The construction activity outside Science Hall is impossible to miss this summer. In fact, the New Science Innovation Center will be opening in just a few months.
There’s also something special happening inside the building - away from the noise - and it has nothing to do with concrete or steel or bricks. Inside a quiet classroom, five students are on a journey.
It is impossible not to notice that these students in HCM 250, Diagnostic Medical Coding, are unique. In fact, only one of them would be considered a traditional student who came to college after high school and is seeking her first degree.
Meet the others:
Nellie Keefer worked in a hospital kitchen. She came to Westmoreland to take one medical terminology class. She decided to complete a certificate and is now working toward a degree in Medical Healthcare Management. She now works in patient registration and will graduate in the fall.
Lora Bills moved to Pennsylvania one year ago. With a husband in the military, she worked in healthcare on bases. Since her four children are grown and have moved out, she decided to return to school for the Medical Healthcare Management degree and will graduate in May. “If it’s something you want, go after it,” she said.
Jennine Raneri was working in retail when she decided she wanted a career change. After earning a certificate in Medical Office Administration, she secured a position in the field and is now working toward a degree in Medical Healthcare Management.
Patrick Dietz is working on a second associate degree. He had previously earned one from a for-profit school that is no longer operating.

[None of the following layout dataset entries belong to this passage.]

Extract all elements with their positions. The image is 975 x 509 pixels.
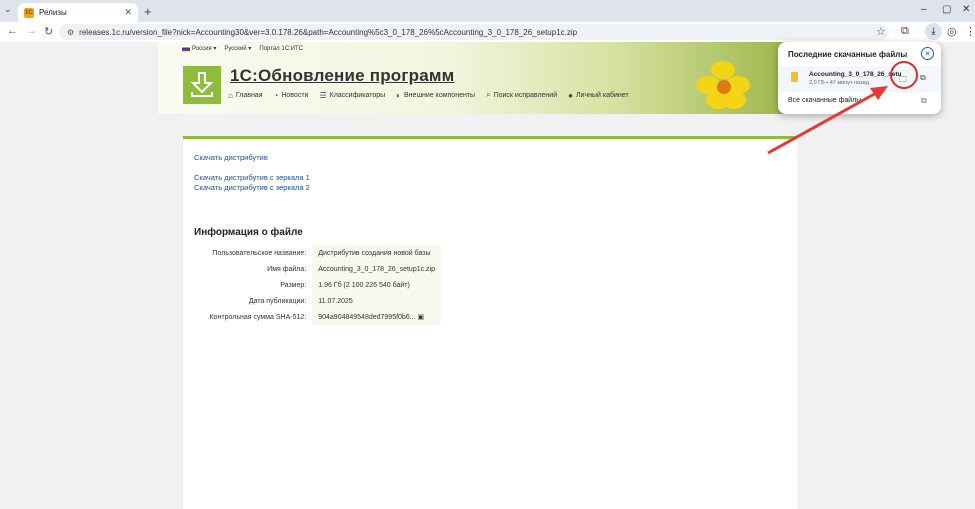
download-link[interactable]: Скачать дистрибутив: [194, 153, 268, 162]
nav-personal-account[interactable]: ● Личный кабинет: [568, 91, 629, 100]
mirror1-link[interactable]: Скачать дистрибутив с зеркала 1: [194, 173, 310, 182]
user-icon: ●: [568, 90, 573, 100]
row-label: Размер:: [280, 281, 307, 289]
tab-list-icon[interactable]: ⌄: [4, 4, 12, 15]
table-row: Имя файла: Accounting_3_0_178_26_setup1c.…: [194, 261, 441, 277]
file-info-heading: Информация о файле: [194, 227, 303, 238]
nav-news[interactable]: ◔ Новости: [274, 91, 309, 100]
list-icon: ☰: [319, 90, 327, 100]
table-row: Контрольная сумма SHA-512: 904a904849548d…: [194, 309, 441, 325]
rss-icon: ◔: [273, 90, 279, 100]
favicon-icon: 1С: [24, 7, 34, 18]
nav-home[interactable]: ⌂ Главная: [228, 91, 263, 100]
downloads-icon[interactable]: ⤓: [925, 23, 942, 40]
browser-toolbar: ← → ↻ ⚙ releases.1c.ru/version_file?nick…: [0, 22, 975, 42]
flower-decoration: [696, 61, 750, 109]
forward-icon[interactable]: →: [26, 25, 37, 37]
row-value: Дистрибутив создания новой базы: [312, 245, 441, 261]
download-filename: Accounting_3_0_178_26_setu: [809, 71, 902, 78]
row-value: Accounting_3_0_178_26_setup1c.zip: [312, 261, 441, 277]
tab-title: Релизы: [39, 8, 67, 17]
download-logo-icon[interactable]: [183, 66, 221, 104]
profile-icon[interactable]: ◎: [947, 25, 957, 38]
row-label: Имя файла:: [267, 265, 307, 273]
address-bar[interactable]: ⚙ releases.1c.ru/version_file?nick=Accou…: [59, 24, 889, 40]
table-row: Пользовательское название: Дистрибутив со…: [194, 245, 441, 261]
row-label: Пользовательское название:: [212, 249, 307, 257]
file-info-table: Пользовательское название: Дистрибутив со…: [194, 245, 441, 325]
window-close-icon[interactable]: ✕: [962, 4, 970, 15]
site-header: Россия ▾ Русский ▾ Портал 1С:ИТС 1С:Обно…: [158, 42, 798, 114]
main-nav: ⌂ Главная ◔ Новости ☰ Классификаторы ◐ Внешн…: [228, 90, 629, 100]
browser-tab[interactable]: 1С Релизы ✕: [18, 3, 138, 22]
home-icon: ⌂: [228, 90, 233, 100]
new-tab-icon[interactable]: +: [144, 4, 152, 19]
region-selector[interactable]: Россия ▾: [182, 45, 216, 52]
maximize-icon[interactable]: ▢: [942, 4, 951, 15]
mirror2-link[interactable]: Скачать дистрибутив с зеркала 2: [194, 183, 310, 192]
row-value: 11.07.2025: [312, 293, 441, 309]
minimize-icon[interactable]: –: [921, 4, 927, 15]
search-icon: ⌕: [486, 90, 491, 99]
row-label: Дата публикации:: [248, 297, 307, 305]
top-links: Россия ▾ Русский ▾ Портал 1С:ИТС: [182, 45, 303, 52]
row-label: Контрольная сумма SHA-512:: [209, 313, 307, 321]
extensions-icon[interactable]: ⧉: [901, 25, 909, 38]
site-title[interactable]: 1С:Обновление программ: [230, 66, 454, 86]
nav-classifiers[interactable]: ☰ Классификаторы: [319, 91, 385, 100]
annotation-arrow: [767, 86, 888, 155]
table-row: Размер: 1.96 Гб (2 100 226 540 байт): [194, 277, 441, 293]
back-icon[interactable]: ←: [7, 25, 18, 37]
row-value: 1.96 Гб (2 100 226 540 байт): [312, 277, 441, 293]
nav-search-fixes[interactable]: ⌕ Поиск исправлений: [486, 90, 557, 100]
reload-icon[interactable]: ↻: [44, 25, 53, 38]
its-portal-link[interactable]: Портал 1С:ИТС: [259, 46, 303, 52]
puzzle-icon: ◐: [396, 90, 402, 100]
site-info-icon[interactable]: ⚙: [67, 28, 74, 37]
row-value: 904a904849548ded7995f0b6... ▣: [312, 309, 441, 325]
language-selector[interactable]: Русский ▾: [224, 45, 251, 52]
russia-flag-icon: [182, 45, 190, 51]
download-arrow-icon: [190, 72, 214, 97]
popup-title: Последние скачанные файлы: [788, 50, 908, 59]
url-text: releases.1c.ru/version_file?nick=Account…: [79, 27, 578, 37]
open-downloads-page-icon[interactable]: ⧉: [921, 96, 927, 106]
bookmark-star-icon[interactable]: ☆: [876, 25, 886, 38]
main-content: Скачать дистрибутив Скачать дистрибутив …: [183, 136, 797, 509]
tab-bar: ⌄ 1С Релизы ✕ + – ▢ ✕: [0, 0, 975, 22]
copy-icon[interactable]: ▣: [418, 314, 425, 321]
open-external-icon[interactable]: ⧉: [920, 73, 926, 83]
table-row: Дата публикации: 11.07.2025: [194, 293, 441, 309]
menu-icon[interactable]: ⋮: [965, 25, 975, 38]
popup-close-icon[interactable]: ✕: [921, 47, 934, 60]
close-icon[interactable]: ✕: [124, 7, 132, 18]
nav-external-components[interactable]: ◐ Внешние компоненты: [396, 91, 475, 100]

“I’m learning more with this program and the instructors, and I’m actually retaining it,” he said.
Program Director Cheryl Miller said most of her students are in their late 20s, 30s, 40s and 50s.
She tells them the program is “a great place to start a career, not a job.” In some cases, the students have tried a clinical field like nursing or medical assisting and decided it wasn’t for them. Their desire to continue helping patients leads them to Miller’s Medical Healthcare Management program.
“I love this field,” Miller said. She has spent the past 30 years working in it.
“She is tough, fair and makes you work hard for what you want,” Bills said about Miller, who acknowledges that she has a reputation for being tough.
“This industry is exact. It can put people behind bars and put people in the ground if you don’t do it correctly. Fraud and abuse happen in this field all the time. Should we scare you? Sure,” Miller said.
It’s also a field that Miller says is “booming.” She can’t supply qualified students to local employers quickly enough. With enrollment increasing, she’s planning to add additional adjunct professors. Currently, Miller works very closely with adjunct professor Heather Meloy, who was also one of her former students.
“The instructors go out of their way to make sure we’re successful,” Bills said. “They make it really clear that they’re here for our success.”